Pearl Sydenstricker was born in 1892 in Hillsboro, West Virginia. However, she spent most of her childhood in China, and learned Chinese as her first language, then English. She was educated by her mother and a Confucian scholar who was her Chinese tutor until she was 15. When she was 15 years old, she was sent to a Shanghai boarding school where she stayed until she was 18. Then she went back to Virginia in the United States and attended the Randolph-Macon Women's College, studying psychology. She graduated from there in 1914 and returned to China to teach.

While in China, Pearl met and married Dr. John Lassing Buck and they lived together in a village in North China. There she worked as a teacher and her husband's interpreter until they moved to Nanking. In Nanking, she taught English and American literature at a university. In 1926, Pearl received her Master of Arts in Literature at Cornell University and a year later she moved back to China. However, Pearl and her family were soon evacuated to Japan.

In 1931, Pearl wrote her breakthrough novel called The Good Earth, which became very popular and was even made into a movie. One million eight hundred thousand copies were sold in the first year and it won the Pulitzer Prize in 1932. Pearl wrote two sequels to The Good Earth: Sons in 1932 and A House Divided in 1935.

In 1936, Pearl became a member of the National Institute of Arts and Letters.

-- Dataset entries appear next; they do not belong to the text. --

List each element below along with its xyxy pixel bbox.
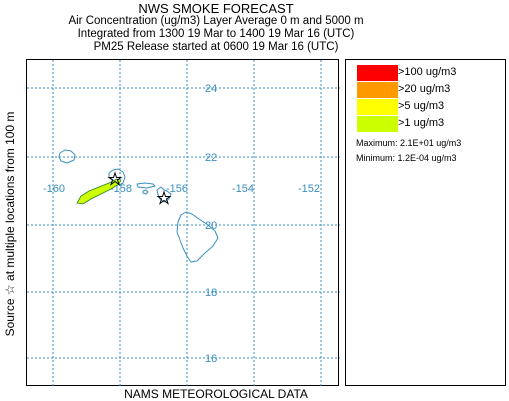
longitude-label-160: -160 — [43, 183, 65, 195]
molokai-coast — [136, 182, 156, 189]
latitude-label-18: 18 — [205, 287, 217, 299]
legend-swatch-yellow — [357, 99, 398, 115]
latitude-label-22: 22 — [205, 152, 217, 164]
legend-swatch-red — [357, 65, 398, 81]
release-time: PM25 Release started at 0600 19 Mar 16 (… — [93, 41, 339, 53]
coastlines — [58, 149, 219, 263]
legend-swatch-orange — [357, 82, 398, 98]
longitude-label-156: -156 — [166, 183, 188, 195]
legend-minimum: Minimum: 1.2E-04 ug/m3 — [356, 153, 457, 163]
legend-label: >20 ug/m3 — [398, 83, 451, 95]
latitude-label-24: 24 — [205, 83, 217, 95]
star-icon — [156, 190, 172, 205]
source-markers — [107, 171, 172, 205]
source-label: Source ☆ at multiple locations from 100 … — [3, 111, 17, 336]
legend-panel: >100 ug/m3 >20 ug/m3 >5 ug/m3 >1 ug/m3 M… — [345, 59, 506, 386]
latitude-label-20: 20 — [205, 220, 217, 232]
legend-label: >5 ug/m3 — [398, 100, 445, 112]
legend-label: >100 ug/m3 — [398, 66, 457, 78]
longitude-label-152: -152 — [298, 183, 320, 195]
kauai-coast — [58, 149, 76, 164]
legend-swatch-lime — [357, 116, 398, 132]
smoke-plume — [76, 178, 122, 205]
longitude-label-154: -154 — [232, 183, 254, 195]
concentration-subtitle: Air Concentration (ug/m3) Layer Average … — [68, 15, 364, 27]
latitude-label-16: 16 — [205, 353, 217, 365]
source-label-container: Source ☆ at multiple locations from 100 … — [2, 60, 18, 387]
meteorological-data-label: NAMS METEOROLOGICAL DATA — [124, 387, 308, 401]
lanai-coast — [142, 189, 149, 195]
graticule — [27, 60, 340, 387]
star-icon — [107, 171, 123, 186]
map-panel: 24 22 20 18 16 -160 -158 -156 -154 -152 — [26, 59, 340, 387]
legend-label: >1 ug/m3 — [398, 117, 445, 129]
map-title: NWS SMOKE FORECAST — [138, 1, 294, 16]
legend-maximum: Maximum: 2.1E+01 ug/m3 — [356, 138, 462, 148]
map-canvas: 24 22 20 18 16 -160 -158 -156 -154 -152 — [27, 60, 340, 387]
integration-period: Integrated from 1300 19 Mar to 1400 19 M… — [77, 28, 355, 40]
hawaii-island-coast — [176, 211, 219, 263]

In 1938, she received the Nobel Prize for Literature, awarded by the Swedish Academy. A year later, she wrote The Patriot and also adopted nine children, adding to the children she already had. During World War II, Pearl lectured and wrote on democracy and American feelings towards Asia. She wrote The Angry Wife in 1949 and was elected to the American Academy of Arts and Letters in 1951. In 1952, Pearl wrote The Hidden Flower and she and her husband became part of the East and West Association, created to promote mutual understanding between the United States and Asia.

Pearl S. Buck died on March 6, 1972 at 80 in Danby, Vermont. She was a women's rights crusader, a philanthropist, and a popular author of novels on life in China. Before her death, Pearl had been working on a third sequel to The Good Earth called The Red Earth, but it was never completed.